HomeHomicide and Killing


The Britannica academic describes “Homicide” as a broad term which refers to the act of one human killing another, where such an act may be justifiable or excusable in law, making it non-criminal or non-excusable and unjustifiable making it criminal in nature. The latin roots of the word also evidence this definition, “homi”, i.e. human and “cido” which means injury. A homicide becomes a murder when the intention to kill is implicit. Murder is a specific type of homicide. A homicide may be non-criminal when it is justifiable in law, such as for the prevention of another dangerous crime and defending oneself from an assailant or excusable in law when done without an explicit intention or knowledge that the act might lead to someone’s death, such as an accident or insanity.

Culpable Homicide

Section 299 of the Indian Penal Code defines culpable homicide, “Whoever causes death by doing an act with the intention of causing death, or with the intention of causing such bodily injury as is likely to cause death, or with the knowledge that he is likely by such act to cause death, commits the offence of culpable homicide.”

The actus reus involved in culpable homicide is the death of a person, by the act of another.
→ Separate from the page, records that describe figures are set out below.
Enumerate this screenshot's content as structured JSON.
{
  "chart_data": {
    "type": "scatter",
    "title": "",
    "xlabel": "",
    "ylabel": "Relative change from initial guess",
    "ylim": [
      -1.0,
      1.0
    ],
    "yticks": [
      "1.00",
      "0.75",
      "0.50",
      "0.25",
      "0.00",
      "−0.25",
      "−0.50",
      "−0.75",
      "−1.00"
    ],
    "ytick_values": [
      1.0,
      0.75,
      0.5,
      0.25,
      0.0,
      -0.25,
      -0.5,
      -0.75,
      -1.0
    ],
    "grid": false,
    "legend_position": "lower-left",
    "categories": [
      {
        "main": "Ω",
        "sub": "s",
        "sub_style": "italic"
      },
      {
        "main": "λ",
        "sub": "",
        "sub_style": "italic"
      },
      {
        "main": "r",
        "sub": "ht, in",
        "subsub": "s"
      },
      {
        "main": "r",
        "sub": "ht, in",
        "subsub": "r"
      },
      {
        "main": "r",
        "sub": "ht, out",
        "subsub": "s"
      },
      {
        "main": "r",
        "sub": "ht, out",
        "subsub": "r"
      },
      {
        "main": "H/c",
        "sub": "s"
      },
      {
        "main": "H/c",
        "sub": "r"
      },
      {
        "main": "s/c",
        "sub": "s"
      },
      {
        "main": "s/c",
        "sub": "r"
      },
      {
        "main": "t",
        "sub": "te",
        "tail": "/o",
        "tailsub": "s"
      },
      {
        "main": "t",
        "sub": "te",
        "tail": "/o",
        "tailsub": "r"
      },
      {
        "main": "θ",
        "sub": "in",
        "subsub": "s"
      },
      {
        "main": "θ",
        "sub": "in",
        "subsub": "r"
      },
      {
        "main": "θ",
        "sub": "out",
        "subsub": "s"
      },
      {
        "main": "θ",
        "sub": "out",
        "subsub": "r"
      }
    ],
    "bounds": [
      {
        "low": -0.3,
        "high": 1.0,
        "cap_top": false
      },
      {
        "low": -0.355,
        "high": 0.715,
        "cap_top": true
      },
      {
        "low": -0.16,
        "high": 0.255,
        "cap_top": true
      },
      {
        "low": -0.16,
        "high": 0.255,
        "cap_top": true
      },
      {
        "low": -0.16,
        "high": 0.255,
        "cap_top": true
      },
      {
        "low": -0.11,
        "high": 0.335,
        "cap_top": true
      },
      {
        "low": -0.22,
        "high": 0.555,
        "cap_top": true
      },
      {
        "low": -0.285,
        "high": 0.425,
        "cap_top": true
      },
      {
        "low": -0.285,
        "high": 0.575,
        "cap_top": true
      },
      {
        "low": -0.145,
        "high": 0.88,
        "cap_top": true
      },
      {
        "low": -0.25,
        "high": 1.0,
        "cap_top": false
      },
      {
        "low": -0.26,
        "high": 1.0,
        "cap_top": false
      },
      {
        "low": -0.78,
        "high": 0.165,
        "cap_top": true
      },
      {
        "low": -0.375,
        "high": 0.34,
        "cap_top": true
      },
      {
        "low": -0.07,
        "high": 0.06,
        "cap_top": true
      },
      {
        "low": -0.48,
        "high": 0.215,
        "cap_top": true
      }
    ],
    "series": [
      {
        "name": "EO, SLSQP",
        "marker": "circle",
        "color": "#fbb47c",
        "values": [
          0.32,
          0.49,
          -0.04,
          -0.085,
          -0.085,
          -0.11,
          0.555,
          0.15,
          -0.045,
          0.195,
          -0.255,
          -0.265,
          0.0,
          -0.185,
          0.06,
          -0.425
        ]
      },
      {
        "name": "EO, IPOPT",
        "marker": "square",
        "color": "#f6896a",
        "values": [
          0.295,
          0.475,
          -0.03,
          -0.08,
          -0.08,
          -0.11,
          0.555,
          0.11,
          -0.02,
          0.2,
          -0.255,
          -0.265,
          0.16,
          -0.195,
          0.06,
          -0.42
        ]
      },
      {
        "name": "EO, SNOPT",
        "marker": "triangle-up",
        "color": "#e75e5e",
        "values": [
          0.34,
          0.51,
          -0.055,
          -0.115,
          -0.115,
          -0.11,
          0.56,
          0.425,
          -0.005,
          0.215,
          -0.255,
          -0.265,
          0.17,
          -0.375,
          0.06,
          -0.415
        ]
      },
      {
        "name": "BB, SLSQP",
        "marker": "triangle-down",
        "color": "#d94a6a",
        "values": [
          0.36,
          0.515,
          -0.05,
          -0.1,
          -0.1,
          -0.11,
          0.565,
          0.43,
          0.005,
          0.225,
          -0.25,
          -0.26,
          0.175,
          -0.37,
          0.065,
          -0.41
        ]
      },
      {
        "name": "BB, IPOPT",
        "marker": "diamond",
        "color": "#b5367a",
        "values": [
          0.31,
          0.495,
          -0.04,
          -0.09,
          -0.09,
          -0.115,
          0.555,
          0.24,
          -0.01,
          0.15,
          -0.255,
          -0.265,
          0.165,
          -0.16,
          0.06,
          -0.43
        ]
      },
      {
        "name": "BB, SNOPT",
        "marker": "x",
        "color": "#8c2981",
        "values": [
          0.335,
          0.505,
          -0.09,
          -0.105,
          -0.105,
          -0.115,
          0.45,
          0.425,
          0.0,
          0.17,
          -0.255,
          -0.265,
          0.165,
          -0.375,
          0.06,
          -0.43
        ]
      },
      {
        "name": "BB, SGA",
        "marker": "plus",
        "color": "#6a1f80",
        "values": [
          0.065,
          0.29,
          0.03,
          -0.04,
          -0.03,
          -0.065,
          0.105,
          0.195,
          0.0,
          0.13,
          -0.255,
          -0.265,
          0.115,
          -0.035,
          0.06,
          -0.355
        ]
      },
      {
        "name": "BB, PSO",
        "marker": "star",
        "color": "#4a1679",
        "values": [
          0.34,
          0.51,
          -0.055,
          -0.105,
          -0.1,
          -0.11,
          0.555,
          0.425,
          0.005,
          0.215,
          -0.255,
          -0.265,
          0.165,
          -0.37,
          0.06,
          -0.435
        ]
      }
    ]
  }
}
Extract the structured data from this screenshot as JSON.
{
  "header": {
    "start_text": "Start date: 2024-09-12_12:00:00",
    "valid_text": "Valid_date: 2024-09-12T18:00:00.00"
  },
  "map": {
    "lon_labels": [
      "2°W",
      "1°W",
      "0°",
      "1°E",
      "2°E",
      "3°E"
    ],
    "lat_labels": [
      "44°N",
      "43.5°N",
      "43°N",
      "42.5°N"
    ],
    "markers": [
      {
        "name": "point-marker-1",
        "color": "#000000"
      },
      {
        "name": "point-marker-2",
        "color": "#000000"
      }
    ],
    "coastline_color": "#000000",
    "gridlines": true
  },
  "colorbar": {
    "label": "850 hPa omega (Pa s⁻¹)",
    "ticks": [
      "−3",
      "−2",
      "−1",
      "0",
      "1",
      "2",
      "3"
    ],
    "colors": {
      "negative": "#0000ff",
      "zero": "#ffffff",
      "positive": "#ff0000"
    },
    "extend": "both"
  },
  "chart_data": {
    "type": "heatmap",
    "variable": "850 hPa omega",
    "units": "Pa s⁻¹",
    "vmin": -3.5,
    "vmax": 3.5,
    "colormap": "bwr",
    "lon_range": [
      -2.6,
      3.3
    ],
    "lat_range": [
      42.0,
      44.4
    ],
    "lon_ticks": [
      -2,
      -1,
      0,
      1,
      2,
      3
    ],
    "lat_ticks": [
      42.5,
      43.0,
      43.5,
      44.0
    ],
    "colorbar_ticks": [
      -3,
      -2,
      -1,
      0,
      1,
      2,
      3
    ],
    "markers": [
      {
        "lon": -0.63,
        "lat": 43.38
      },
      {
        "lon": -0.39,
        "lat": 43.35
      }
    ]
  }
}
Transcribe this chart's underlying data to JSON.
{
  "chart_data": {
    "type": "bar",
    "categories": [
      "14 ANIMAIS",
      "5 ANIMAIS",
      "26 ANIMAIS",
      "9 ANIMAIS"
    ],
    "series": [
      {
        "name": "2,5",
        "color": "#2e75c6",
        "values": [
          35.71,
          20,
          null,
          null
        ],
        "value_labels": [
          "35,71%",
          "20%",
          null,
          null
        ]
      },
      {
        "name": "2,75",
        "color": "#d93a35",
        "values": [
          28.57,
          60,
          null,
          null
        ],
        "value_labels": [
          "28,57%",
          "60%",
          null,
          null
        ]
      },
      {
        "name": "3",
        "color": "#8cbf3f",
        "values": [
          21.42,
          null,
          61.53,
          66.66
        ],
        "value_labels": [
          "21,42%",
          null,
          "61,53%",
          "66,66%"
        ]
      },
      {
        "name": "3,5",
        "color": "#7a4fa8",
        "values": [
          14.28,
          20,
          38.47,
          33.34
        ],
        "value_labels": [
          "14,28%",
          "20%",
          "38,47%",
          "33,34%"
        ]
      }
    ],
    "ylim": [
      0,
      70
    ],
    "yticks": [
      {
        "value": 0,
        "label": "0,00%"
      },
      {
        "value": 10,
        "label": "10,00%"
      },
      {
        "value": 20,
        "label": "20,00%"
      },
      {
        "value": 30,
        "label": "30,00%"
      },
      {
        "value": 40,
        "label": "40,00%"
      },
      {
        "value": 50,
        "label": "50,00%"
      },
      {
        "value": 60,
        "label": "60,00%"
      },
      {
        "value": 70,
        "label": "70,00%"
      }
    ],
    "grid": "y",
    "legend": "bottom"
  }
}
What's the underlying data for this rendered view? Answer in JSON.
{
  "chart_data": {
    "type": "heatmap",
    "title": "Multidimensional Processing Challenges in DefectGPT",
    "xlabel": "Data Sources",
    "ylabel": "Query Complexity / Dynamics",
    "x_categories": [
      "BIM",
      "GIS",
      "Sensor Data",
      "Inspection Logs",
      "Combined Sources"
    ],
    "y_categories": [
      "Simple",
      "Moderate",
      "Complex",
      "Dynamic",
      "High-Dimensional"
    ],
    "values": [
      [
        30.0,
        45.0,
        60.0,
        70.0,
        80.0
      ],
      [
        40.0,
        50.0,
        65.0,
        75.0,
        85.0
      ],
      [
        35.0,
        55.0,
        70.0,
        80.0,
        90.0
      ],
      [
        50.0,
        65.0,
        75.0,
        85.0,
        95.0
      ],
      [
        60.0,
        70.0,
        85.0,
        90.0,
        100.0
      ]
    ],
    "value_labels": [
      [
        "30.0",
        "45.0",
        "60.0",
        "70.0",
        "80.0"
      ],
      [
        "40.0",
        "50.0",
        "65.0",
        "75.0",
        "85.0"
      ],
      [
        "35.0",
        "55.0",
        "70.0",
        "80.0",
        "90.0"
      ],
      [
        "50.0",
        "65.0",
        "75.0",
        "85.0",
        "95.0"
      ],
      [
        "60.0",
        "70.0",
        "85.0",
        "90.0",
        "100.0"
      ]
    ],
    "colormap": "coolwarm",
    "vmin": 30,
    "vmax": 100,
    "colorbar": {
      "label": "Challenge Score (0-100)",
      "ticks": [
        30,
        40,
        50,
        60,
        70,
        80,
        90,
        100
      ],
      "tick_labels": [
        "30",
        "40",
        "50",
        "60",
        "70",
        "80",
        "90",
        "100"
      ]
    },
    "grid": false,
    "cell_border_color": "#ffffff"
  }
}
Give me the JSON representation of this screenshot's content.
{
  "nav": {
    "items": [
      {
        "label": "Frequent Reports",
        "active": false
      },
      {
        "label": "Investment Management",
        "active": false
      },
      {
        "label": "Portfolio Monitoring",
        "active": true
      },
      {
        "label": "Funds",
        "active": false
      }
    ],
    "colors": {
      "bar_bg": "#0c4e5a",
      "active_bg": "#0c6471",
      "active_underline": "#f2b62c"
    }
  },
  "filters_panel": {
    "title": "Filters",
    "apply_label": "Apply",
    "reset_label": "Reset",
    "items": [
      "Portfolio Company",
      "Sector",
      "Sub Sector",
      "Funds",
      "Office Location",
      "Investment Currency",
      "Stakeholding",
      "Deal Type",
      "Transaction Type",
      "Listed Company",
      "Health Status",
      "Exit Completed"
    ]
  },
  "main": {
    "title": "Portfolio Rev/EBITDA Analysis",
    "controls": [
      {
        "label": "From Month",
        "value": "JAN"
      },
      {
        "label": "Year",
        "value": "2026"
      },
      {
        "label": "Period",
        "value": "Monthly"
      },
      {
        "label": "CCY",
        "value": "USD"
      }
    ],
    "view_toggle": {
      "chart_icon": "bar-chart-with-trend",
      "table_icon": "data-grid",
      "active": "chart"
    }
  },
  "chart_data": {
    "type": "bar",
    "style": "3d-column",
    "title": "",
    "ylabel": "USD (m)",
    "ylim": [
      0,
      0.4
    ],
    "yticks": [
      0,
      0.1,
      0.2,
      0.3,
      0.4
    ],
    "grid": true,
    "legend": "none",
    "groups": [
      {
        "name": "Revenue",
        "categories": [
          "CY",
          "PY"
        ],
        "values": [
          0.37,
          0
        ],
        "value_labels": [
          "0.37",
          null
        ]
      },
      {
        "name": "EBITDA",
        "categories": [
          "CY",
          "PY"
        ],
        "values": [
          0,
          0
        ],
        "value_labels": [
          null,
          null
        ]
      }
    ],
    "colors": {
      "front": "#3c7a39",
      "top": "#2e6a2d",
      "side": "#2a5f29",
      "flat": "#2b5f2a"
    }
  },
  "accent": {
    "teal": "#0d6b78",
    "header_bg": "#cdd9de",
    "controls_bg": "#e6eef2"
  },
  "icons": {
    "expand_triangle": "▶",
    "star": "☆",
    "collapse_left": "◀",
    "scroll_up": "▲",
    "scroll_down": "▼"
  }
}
Further, even negative acts such as omissions and spoken words are held to lead to charges of culpable homicide and murder. In the case of R v Gibbins and Proctor, it was held that wherever an omission is practised with the intention and knowledge that such an omission could likely lead to the death of another person, it was held to be tantamount to an act, amounting to murder.

The mens rea for a culpable homicide is the intention to either (a) cause death; or (b) such a bodily injury that would likely lead to death. Or the (c) the knowledge of the likeliness of death. These three situations differ in degree of culpability, where (a) has the highest degree, and (c) has the lowest. This hierarchy in culpability is also reflected in the punishment prescribed for culpable homicide, under section 304 of IPC.

Section 304 of the Indian Penal Code states the punishment for culpable homicide not amounting to murder. The person that falls under the first category is punished with imprisonment for life. The person that falls under the second category is punished with 10 years of imprisonment and fine and the person that falls in the last category may be imprisoned for 10 years or fined, or both, depending on the discretion of the judge.